Remorseful Jofra Archer remains in isolation as England resume second Test


England bowler Jofra Archer will spend a second day in isolation at Emirates Old Trafford after being warned his unsanctioned breach of team protocols could have caused “a disaster” costing the sport “tens of millions of pounds”.

Archer was dramatically axed from the second Test against the West Indies after it emerged he had travelled to his home near Brighton following the conclusion of the series opener in Southampton.

That alone would have contravened strict guidelines on player movements between venues in the first international series since the coronavirus pandemic hit but Archer also met with an unnamed third party during his stop.

Jofra Archer faces disciplinary action once the dust has settled
Jofra Archer faces disciplinary action once the dust has settled (Mike Egerton/PA)

The individual tested negative for Covid-19 after being contacted by the England and Wales Cricket Board once Archer’s error came to light, initially via a conversation with a member of staff in Manchester.

Archer must now spend five days in his on-site hotel room and get the all-clear from two separate tests before being readmitted to the bubble, though further internal disciplinary action is pending.

Ashley Giles, managing director of men’s cricket at the ECB, revealed that the stakes were considerably higher for the sport at large, with the entire international calendar thrown into doubt by the transgression.

“This could have been a disaster,” said Giles.

“The ripple effect this could have had through the whole summer could have cost us tens of millions of pounds. The potential knock-on effect… I don’t think he could have understood.

England director Ashley Giles feared 'a disaster' would strike cricket due to Archer's actions
England director Ashley Giles feared ‘a disaster’ would strike cricket due to Archer’s actions (Nick Potts/PA)

“A lot is at stake: this match, this series, this summer and, financially, things much bigger beyond that.

“With the help of government and the help of the opposition, in this case the West Indies, the series was set up with these protocols and we have to abide by them. Everyone has to abide by them.

“If you know what the protocol says and what’s expected of you it’s a simple choice.”

It is understood that as well as liaising with the West Indies, ECB officials held conversations with counterparts from the boards of Ireland, Pakistan and Australia, all of whom are due to play England this summer and central government.

England captain Joe Root offered a good poker face when invited to give his thoughts on Archer’s error before play, but it is understood that senior players are beyond frustrated by his carelessness.

In a statement issued on Thursday morning, Archer said: “I am extremely sorry for what I have done.
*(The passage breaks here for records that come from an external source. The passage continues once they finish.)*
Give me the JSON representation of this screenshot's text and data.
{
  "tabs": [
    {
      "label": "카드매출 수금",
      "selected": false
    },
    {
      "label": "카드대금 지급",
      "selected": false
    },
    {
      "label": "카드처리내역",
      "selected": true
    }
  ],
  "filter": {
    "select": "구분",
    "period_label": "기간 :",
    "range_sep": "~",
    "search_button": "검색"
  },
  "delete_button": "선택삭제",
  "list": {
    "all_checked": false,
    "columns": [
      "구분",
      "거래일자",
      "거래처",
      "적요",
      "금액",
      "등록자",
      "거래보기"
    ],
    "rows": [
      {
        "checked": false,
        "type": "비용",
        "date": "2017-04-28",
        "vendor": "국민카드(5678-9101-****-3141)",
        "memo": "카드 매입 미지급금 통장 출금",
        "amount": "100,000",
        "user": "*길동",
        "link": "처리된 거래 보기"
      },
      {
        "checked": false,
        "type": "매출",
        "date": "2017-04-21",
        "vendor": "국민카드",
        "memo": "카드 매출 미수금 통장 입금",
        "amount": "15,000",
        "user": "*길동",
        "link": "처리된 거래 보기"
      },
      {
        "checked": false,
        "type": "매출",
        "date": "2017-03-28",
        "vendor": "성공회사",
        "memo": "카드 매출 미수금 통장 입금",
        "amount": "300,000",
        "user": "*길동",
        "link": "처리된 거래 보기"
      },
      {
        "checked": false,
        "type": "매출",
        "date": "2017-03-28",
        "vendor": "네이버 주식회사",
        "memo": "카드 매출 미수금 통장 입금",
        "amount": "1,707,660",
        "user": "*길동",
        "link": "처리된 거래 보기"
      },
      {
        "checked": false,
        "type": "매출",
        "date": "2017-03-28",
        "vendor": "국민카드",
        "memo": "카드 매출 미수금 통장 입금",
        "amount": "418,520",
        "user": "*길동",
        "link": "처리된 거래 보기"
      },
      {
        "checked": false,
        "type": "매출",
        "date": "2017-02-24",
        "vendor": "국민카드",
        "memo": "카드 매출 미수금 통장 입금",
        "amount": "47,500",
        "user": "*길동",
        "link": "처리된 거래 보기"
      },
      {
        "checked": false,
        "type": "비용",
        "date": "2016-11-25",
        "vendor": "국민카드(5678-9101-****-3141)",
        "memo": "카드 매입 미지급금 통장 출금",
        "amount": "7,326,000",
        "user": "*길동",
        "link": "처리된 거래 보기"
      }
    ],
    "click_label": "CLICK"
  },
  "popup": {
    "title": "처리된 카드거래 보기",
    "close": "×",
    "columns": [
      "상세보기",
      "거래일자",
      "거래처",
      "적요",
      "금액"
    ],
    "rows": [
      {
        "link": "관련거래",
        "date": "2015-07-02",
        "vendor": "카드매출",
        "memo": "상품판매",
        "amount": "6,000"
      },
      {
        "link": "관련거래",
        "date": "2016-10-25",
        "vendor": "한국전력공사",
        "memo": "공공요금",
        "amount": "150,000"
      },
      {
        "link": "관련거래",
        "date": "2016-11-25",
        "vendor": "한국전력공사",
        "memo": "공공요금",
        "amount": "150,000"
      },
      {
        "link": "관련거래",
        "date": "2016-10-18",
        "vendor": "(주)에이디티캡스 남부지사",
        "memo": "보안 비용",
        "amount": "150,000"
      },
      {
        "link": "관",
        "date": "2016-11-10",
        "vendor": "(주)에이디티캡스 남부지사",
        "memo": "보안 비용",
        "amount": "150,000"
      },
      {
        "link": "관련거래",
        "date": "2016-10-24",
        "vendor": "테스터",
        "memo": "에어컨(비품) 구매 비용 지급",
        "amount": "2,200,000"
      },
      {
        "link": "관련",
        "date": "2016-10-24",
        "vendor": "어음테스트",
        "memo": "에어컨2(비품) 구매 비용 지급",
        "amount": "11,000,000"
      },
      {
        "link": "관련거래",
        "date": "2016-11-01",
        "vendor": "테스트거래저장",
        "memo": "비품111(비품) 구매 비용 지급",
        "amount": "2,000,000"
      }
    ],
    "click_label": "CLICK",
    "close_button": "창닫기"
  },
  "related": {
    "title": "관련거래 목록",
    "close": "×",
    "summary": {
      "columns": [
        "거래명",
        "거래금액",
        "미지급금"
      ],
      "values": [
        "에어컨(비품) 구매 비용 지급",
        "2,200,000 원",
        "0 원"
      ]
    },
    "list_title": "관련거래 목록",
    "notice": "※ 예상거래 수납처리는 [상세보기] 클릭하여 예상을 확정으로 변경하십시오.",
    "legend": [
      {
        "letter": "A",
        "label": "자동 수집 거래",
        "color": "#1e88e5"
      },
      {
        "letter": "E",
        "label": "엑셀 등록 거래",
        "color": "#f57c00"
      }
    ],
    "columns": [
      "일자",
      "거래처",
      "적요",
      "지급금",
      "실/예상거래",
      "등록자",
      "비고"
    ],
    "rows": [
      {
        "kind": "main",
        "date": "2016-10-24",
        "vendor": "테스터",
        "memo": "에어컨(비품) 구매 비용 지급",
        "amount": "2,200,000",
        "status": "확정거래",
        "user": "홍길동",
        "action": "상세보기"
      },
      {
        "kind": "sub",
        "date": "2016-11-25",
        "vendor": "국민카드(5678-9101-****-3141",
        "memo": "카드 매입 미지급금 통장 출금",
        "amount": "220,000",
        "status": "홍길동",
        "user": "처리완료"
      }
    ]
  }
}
I have put not only myself but the whole team and management in danger.

“I fully accept the consequences of my actions, and I want to sincerely apologise to everyone in the bio-secure bubble. It deeply pains me to be missing the Test match, especially with the series poised. I feel like I have let both teams down and again I am sorry.”

On the pitch England resume on 207 for three, Dom Sibley having batted all day for 86 not out and Ben Stokes well placed on 59no.